As branch visits dwindle and fewer customers feel constrained by banking geography, many financial institutions understand that growing a larger customer base through national marketing is critical for survival, particularly outside of the bank’s traditional footprint.

This is already happening. Banks like Synchrony, Ally, State Farm and others open all their new accounts online, so this is not a big deal to them; it is just part of the territory.  They fully understand the increased fraud exposure and have managed that effectively. For banks and credit unions that want to grow their footprint digitally, this is good news. It is possible to put up the proper fraud defenses to minimize the increased risk.

What Millennials Want

Digital banking adoption has indeed been slow to grow, but it has grown in direct proportion to the number of digital natives – Millennials and Generation Z – forging bank relationships for the first time.

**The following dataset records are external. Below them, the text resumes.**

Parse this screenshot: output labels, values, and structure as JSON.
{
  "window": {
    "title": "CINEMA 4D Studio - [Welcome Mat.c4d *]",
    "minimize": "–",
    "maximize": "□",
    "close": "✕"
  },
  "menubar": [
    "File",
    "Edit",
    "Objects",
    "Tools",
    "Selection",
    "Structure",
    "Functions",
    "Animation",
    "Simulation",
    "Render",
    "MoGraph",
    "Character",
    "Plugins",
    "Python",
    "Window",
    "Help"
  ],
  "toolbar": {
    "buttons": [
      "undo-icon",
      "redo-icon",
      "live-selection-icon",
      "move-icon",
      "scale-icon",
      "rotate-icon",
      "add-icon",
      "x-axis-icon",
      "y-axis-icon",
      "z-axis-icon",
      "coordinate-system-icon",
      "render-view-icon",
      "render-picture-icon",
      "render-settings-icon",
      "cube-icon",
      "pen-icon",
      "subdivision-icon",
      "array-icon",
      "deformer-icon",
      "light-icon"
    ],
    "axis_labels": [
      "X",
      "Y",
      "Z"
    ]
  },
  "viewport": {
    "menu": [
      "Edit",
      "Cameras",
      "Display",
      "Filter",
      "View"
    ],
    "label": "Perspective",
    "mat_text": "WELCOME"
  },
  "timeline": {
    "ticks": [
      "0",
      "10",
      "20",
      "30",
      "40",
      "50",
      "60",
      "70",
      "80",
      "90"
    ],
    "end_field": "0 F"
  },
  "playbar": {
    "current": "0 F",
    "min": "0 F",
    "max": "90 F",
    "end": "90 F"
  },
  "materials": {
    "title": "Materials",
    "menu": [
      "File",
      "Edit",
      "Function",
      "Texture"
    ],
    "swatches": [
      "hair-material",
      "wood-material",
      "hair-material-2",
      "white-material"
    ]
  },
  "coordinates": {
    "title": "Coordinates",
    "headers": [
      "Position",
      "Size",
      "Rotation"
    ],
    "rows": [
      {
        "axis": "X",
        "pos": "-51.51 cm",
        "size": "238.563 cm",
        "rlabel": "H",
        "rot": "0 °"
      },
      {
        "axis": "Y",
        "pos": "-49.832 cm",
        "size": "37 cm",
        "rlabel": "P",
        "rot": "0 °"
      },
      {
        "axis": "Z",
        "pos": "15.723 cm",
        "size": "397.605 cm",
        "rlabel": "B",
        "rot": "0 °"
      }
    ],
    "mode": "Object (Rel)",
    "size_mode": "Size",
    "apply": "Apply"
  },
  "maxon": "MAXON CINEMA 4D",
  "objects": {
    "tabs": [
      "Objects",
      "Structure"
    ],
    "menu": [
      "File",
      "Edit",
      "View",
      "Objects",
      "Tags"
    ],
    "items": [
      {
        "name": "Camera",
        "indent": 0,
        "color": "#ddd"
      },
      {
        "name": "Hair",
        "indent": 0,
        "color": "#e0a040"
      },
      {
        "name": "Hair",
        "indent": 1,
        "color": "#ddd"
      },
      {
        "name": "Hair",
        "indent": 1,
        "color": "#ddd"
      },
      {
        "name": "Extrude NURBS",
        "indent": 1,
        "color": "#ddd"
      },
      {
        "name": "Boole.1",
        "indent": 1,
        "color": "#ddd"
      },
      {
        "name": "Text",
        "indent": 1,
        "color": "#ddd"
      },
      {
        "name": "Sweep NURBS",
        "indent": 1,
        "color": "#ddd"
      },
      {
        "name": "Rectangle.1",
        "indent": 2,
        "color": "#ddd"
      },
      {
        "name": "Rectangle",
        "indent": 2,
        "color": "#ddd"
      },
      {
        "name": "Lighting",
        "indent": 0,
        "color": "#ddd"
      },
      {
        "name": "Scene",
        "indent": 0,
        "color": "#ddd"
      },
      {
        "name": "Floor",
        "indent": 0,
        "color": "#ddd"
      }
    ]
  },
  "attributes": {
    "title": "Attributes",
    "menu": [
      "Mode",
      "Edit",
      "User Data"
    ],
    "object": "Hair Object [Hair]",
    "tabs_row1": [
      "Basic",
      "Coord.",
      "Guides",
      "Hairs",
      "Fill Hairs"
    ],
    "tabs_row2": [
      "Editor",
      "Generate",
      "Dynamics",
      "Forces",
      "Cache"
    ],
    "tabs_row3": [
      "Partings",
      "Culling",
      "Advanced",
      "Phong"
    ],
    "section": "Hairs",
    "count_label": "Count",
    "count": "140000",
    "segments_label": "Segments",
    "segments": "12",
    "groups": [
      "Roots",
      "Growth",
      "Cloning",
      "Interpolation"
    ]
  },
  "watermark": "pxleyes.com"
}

I only have to look at my 17-year-old daughter. If I told her that she had to go into a branch to open up a new account, her head would explode. Her response would be “Why would you do that?” or “that’s dumb.” It’s more likely she would say “what’s a branch?” Everything this generation does is through a device glued to their hands. It is texting, snapping, video conferencing and yes – banking. They live in a virtual world and this generation of consumers will be voting with their thumbs – not with their feet.

The Role of Technology

I attended the Money 2020 conference this year and spoke with dozens of card issuers. Many shared a similar response: they don’t have a fraud problem, they have a “friction” problem. Their biggest challenge? Creating a frictionless environment for account opening and ongoing support. I agree. Without a frictionless customer experience, it won’t matter because banks will be out of business.

Technology has created many new payment methods and more ways to move money. Likewise, we must leverage technology to reduce the fraud exposure. Especially in the light of all the data breaches, credential stuffing, first party schemes, synthetic identity scams and more.

The keys to success are:  a.) having a best-in-class new account fraud detection platform and b.) relentlessly managing the early lifecycle of the account. If all you did was a.) but did not do b.), you will fail. You need to both and do them very well.

Regarding the new account fraud platform, you need to continue with your legacy risk and ID verification processes, but then go well beyond to look for fraud, because these legacy processes are insufficient, especially in an online account opening environment.

Below is list of many of these necessary components:

  • Email and Internet Protocol (IP) address screening
  • Device identification and screening
  • High velocity patterns. Look for access to solutions that see a large network of new account openings
  • Address attributes. Things like hotels, vacant properties and other nomadic address attributes
  • Phone screening. First party and third-party fraudsters do not like leaving a valid reachable phone number
  • Machine learning. Fraud patterns and trends move at a faster pace and machine learning is needed to keep ahead of the fraudster

By deploying better and more sophisticated tools, this will isolate fraudsters into a smaller container and reduce friction on legitimate customers. Then, once the account has been opened, relentlessly manage the early life cycle of the account by managing permissions, changes to the customer profile and transaction patterns.

The banks and credit unions that prioritize a move to digital account opening must be on the leading edge of fraud defense. Otherwise, new account-seekers will flock to the institutions that provide both simplicity and security. Why not strive for both?